Puéricultrice, entretien n° 5.

Bien que nombre d’équipes aient évolué sur la prise en charge des femmes enceintes toxicomanes, l’évaluation du risque et les critères qui permettent de l’estimer, restent extrêmement subjectifs et donc variables d’une équipe à l’autre ou d’une personne à l’autre. Les personnels rencontrés en ont bien conscience, dans leur pratique habituelle :

Mais bien sûr, c’est pas facile. Comment en plus faire abstraction de ce qu’on a vécu, des histoires qu’on a en tête, de notre peur à nous. Parce que finalement, on voit bien nous, parmi l’équipe des sages-femmes, on voit très bien que par exemple les week-ends, en suite de couches, parce que c’est là qu’on les voit plus longtemps, les sages-femmes qui font les dimanches à tour de rôle on va tomber sur l’une qui dit mais c’est pas possible on va pas la laisser partir avec son gamin, et l’autre qui la connaît depuis deux semaines, etc.

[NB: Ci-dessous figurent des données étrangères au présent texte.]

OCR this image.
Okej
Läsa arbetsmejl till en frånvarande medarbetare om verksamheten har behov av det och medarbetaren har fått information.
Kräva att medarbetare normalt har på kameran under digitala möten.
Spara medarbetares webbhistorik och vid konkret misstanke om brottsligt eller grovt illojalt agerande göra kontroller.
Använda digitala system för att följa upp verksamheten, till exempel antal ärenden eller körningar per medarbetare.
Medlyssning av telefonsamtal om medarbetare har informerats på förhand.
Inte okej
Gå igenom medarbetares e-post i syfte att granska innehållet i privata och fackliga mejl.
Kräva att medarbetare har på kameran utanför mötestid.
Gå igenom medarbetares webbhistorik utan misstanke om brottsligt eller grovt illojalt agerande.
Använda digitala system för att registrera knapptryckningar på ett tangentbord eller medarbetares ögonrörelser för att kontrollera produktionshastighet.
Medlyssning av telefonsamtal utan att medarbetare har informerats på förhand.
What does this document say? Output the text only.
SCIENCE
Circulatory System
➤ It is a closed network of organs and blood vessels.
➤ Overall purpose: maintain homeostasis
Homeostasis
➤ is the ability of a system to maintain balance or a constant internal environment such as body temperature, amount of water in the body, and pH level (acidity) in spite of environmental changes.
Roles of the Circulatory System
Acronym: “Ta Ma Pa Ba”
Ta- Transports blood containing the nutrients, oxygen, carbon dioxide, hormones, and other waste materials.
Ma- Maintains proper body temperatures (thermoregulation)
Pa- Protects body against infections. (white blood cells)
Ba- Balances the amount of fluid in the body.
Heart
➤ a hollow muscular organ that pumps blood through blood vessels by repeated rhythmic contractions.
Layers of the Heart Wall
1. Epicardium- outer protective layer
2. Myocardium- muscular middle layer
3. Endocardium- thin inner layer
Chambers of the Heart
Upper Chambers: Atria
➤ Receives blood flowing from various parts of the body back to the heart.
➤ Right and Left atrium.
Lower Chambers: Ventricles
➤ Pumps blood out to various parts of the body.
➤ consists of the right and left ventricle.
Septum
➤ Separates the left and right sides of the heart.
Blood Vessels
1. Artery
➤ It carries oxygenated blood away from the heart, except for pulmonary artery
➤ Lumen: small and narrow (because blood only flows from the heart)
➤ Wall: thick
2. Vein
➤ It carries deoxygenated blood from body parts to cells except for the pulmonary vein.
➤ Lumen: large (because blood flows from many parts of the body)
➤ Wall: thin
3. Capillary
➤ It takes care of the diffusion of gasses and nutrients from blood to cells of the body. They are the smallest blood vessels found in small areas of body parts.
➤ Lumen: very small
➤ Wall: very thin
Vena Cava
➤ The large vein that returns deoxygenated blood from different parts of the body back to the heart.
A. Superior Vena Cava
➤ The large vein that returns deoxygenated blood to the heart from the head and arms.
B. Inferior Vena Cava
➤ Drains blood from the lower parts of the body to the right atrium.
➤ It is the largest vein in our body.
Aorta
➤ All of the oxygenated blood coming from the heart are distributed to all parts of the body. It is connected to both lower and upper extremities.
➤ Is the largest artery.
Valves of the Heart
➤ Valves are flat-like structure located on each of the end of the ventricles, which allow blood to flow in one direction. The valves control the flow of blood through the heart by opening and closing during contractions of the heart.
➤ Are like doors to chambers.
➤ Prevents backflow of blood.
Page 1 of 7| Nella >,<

Cadre sage-femme, entretien n° 16.

Ainsi le regard est différent selon la sage-femme qui prend en charge la dyade mère- enfant, du fait de son approche personnelle, mais également selon sa proximité avec la mère et le fait qu’elle la connaisse ou non. Même dans les services qui ont adopté une attitude globalement bienveillante envers les mères toxicomanes, une négociation interne est indispensable sur chaque cas.

Les facteurs de risques évoqués dans la littérature sont extrêmement nombreux. Le Guide du signalement édité par le département de Paris en liste une trentaine répartie en trois rubriques selon qu’ils sont liés aux circonstances de la conception, aux caractéristiques familiales ou aux autres caractéristiques environnementales de l’enfant (Département de Paris, 2003). Néanmoins, la rubrique la plus généralement choisie par l’Aide sociale à l’enfance pour décrire la situation est « carences éducatives ». Selon l’ODAS, ce facteur de risque est cité dans 97 % des situations, seul ou combiné à d’autres.

Dans les entretiens que nous avons réalisés, quels sont finalement les critères de risque qui ont été évoqués par les personnels socio-sanitaires, comme devant éventuellement entraîner un signalement ou une demande de placement de l’enfant ? Pour la plupart des professionnels rencontrés, la toxicomanie est en soi insuffisante pour justifier un signalement de la famille.